A window into motherhood
Laura Rueda Romero, 43, became pregnant after six cycles of chemotherapy, several sessions of radiotherapy and 18 months of endocrine therapy, an adjuvant treatment that reduces the risk of breast cancer relapse but that is not recommended during pregnancy, as it can cause malformations in the fetus.
“You have cancer, a disease that must be faced, and you’re not thinking about becoming a mother. They detected it when I was 35, and at the hospital they offered me the possibility of freezing oocytes in case I wanted to have children in the future. But after undergoing surgery, chemotherapy and radiotherapy, as well as the endocrine therapy that you have to take for five years, I had already ruled out motherhood,” she explains. However, in the midst of this hostile environment, a window opened for her to become a mother. “My oncologist suggested that I enter an experimental trial whose objective was to pause the adjuvant treatment to try to get pregnant. I was strong, and we decided to do it.”

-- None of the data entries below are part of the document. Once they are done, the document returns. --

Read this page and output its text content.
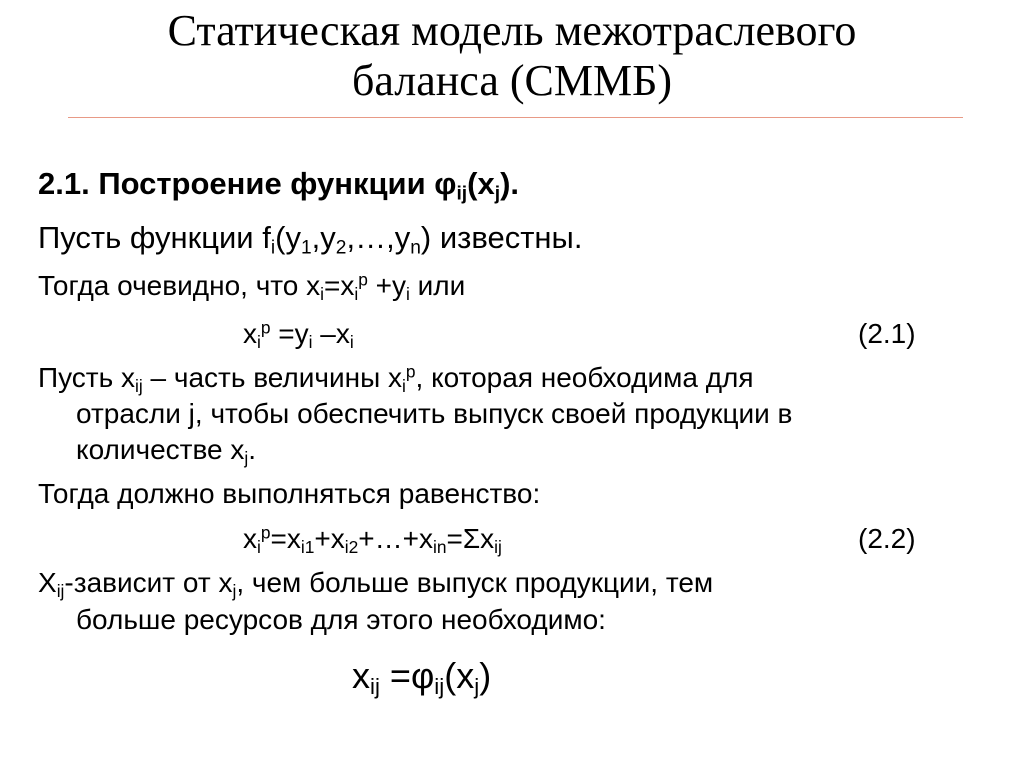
Статическая модель межотраслевого
баланса (СММБ)
2.1. Построение функции $\varphi_{ij}(x_j)$.
Пусть функции $f_i(y_1,y_2,\dots,y_n)$ известны.
Тогда очевидно, что $x_i=x_i^p +y_i$ или
$x_i^p =y_i$ $-x_i$	(2.1)
Пусть $x_{ij}$ – часть величины $x_i^p$, которая необходима для
отрасли j, чтобы обеспечить выпуск своей продукции в
количестве $x_j$.
Тогда должно выполняться равенство:
$x_i^p=x_{i1}+x_{i2}+\dots+x_{in}=\Sigma x_{ij}$	(2.2)
$X_{ij}$-зависит от $x_j$, чем больше выпуск продукции, тем
больше ресурсов для этого необходимо:
$x_{ij} =\varphi_{ij}(x_j)$
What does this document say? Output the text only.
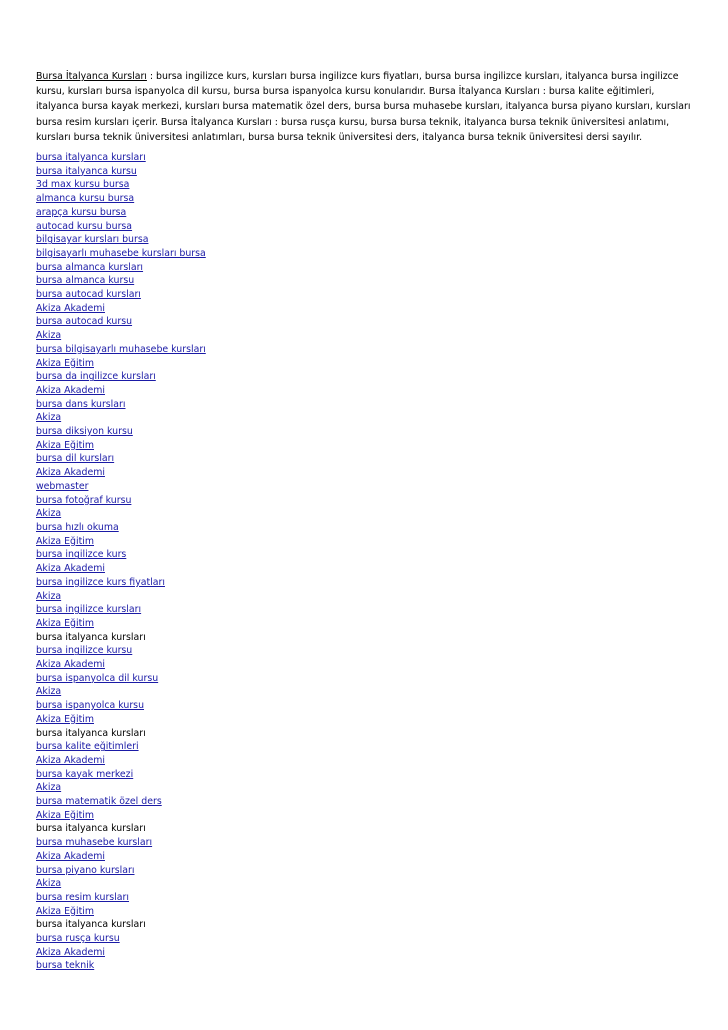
Bursa İtalyanca Kursları : bursa ingilizce kurs, kursları bursa ingilizce kurs fiyatları, bursa bursa ingilizce kursları, italyanca bursa ingilizce kursu, kursları bursa ispanyolca dil kursu, bursa bursa ispanyolca kursu konularıdır. Bursa İtalyanca Kursları : bursa kalite eğitimleri, italyanca bursa kayak merkezi, kursları bursa matematik özel ders, bursa bursa muhasebe kursları, italyanca bursa piyano kursları, kursları bursa resim kursları içerir. Bursa İtalyanca Kursları : bursa rusça kursu, bursa bursa teknik, italyanca bursa teknik üniversitesi anlatımı, kursları bursa teknik üniversitesi anlatımları, bursa bursa teknik üniversitesi ders, italyanca bursa teknik üniversitesi dersi sayılır.

bursa italyanca kursları
bursa italyanca kursu
3d max kursu bursa
almanca kursu bursa
arapça kursu bursa
autocad kursu bursa
bilgisayar kursları bursa
bilgisayarlı muhasebe kursları bursa
bursa almanca kursları
bursa almanca kursu
bursa autocad kursları
Akiza Akademi
bursa autocad kursu
Akiza
bursa bilgisayarlı muhasebe kursları
Akiza Eğitim
bursa da ingilizce kursları
Akiza Akademi
bursa dans kursları
Akiza
bursa diksiyon kursu
Akiza Eğitim
bursa dil kursları
Akiza Akademi
webmaster
bursa fotoğraf kursu
Akiza
bursa hızlı okuma
Akiza Eğitim
bursa ingilizce kurs
Akiza Akademi
bursa ingilizce kurs fiyatları
Akiza
bursa ingilizce kursları
Akiza Eğitim
bursa italyanca kursları
bursa ingilizce kursu
Akiza Akademi
bursa ispanyolca dil kursu
Akiza
bursa ispanyolca kursu
Akiza Eğitim
bursa italyanca kursları
bursa kalite eğitimleri
Akiza Akademi
bursa kayak merkezi
Akiza
bursa matematik özel ders
Akiza Eğitim
bursa italyanca kursları
bursa muhasebe kursları
Akiza Akademi
bursa piyano kursları
Akiza
bursa resim kursları
Akiza Eğitim
bursa italyanca kursları
bursa rusça kursu
Akiza Akademi
bursa teknik
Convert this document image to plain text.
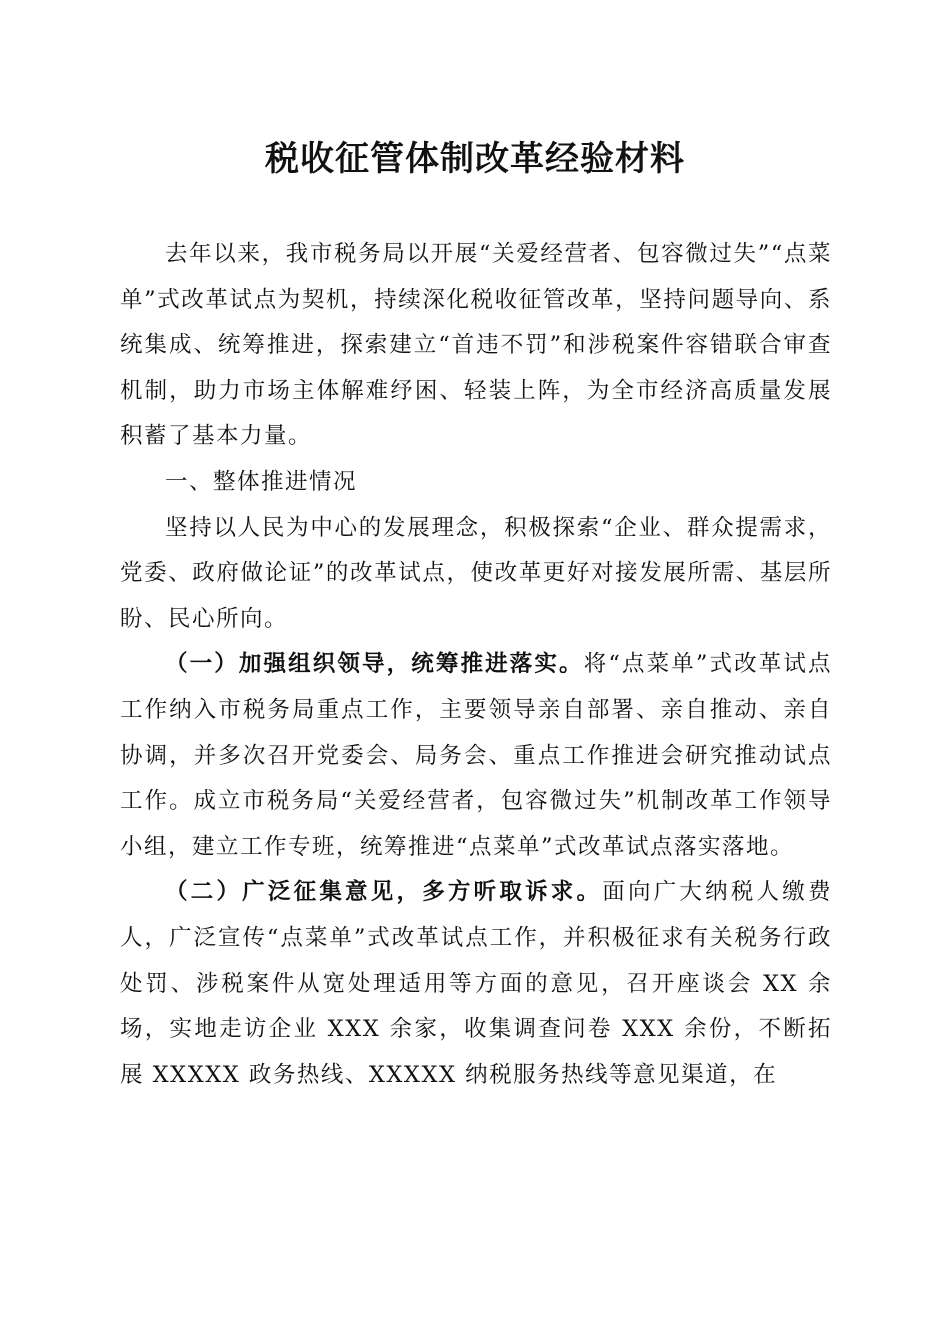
税收征管体制改革经验材料

去年以来，我市税务局以开展“关爱经营者、包容微过失”“点菜单”式改革试点为契机，持续深化税收征管改革，坚持问题导向、系统集成、统筹推进，探索建立“首违不罚”和涉税案件容错联合审查机制，助力市场主体解难纾困、轻装上阵，为全市经济高质量发展积蓄了基本力量。

一、整体推进情况

坚持以人民为中心的发展理念，积极探索“企业、群众提需求，党委、政府做论证”的改革试点，使改革更好对接发展所需、基层所盼、民心所向。

（一）加强组织领导，统筹推进落实。将“点菜单”式改革试点工作纳入市税务局重点工作，主要领导亲自部署、亲自推动、亲自协调，并多次召开党委会、局务会、重点工作推进会研究推动试点工作。成立市税务局“关爱经营者，包容微过失”机制改革工作领导小组，建立工作专班，统筹推进“点菜单”式改革试点落实落地。

（二）广泛征集意见，多方听取诉求。面向广大纳税人缴费人，广泛宣传“点菜单”式改革试点工作，并积极征求有关税务行政处罚、涉税案件从宽处理适用等方面的意见，召开座谈会 XX 余场，实地走访企业 XXX 余家，收集调查问卷 XXX 余份，不断拓展 XXXXX 政务热线、XXXXX 纳税服务热线等意见渠道，在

The stakes were high, because pregnancy increases the level of hormones in the body and, consequently, it can increase the risk of relapse in this type of tumor with a positive hormone receptor (that is sensitive to hormones): “I was 39 when I entered the program of assisted reproduction; as the oocytes were frozen, I only had to follow a treatment to prepare the uterus for the implantation of the embryo. I became pregnant on the first try and had my daughter at the age of 40. It was a normal pregnancy, she was born full-term and there were no problems.”
Rueda is one of the 72 Spanish patients who have participated in the POSITIVE study, coordinated by the SOLTI research groups and the GEICAM group. The research included 518 women from 20 countries with hormone-sensitive breast cancer who wanted to become pregnant. The results, published last May in the New England Journal of Medicine, reveal that interrupting endocrine therapy in these patients in order to seek pregnancy — under medical supervision and for no more than two years — does not increase their risk of relapse in the short term. “The participants had completed 18–30 months of adjuvant hormone therapy out of the intended five years, and the goal was to prove the safety of this technique,” explains José Ángel García Sáez, a medical oncologist at the San Carlos Clinical Hospital in Madrid, main researcher of the study at this medical center and member of the board of directors of the GEICAM group.
According to this specialist, in the 40-month follow-up the incidence of tumor events was identical to that of women who had not had a pregnancy, the pregnancy viability rate was high and the number of cases of complications in the newborn was not different to that of the general population. However, he points out, it is still early to incorporate this procedure into clinical practice: “We cannot document it as an assistive therapy for all patients because the follow-up is short. Ten more years are needed to obtain mature safety data. We need to see the data in successive communications over the next few years to be able to implement it universally. However, García acknowledges that it is enough to assess this possibility in specific cases.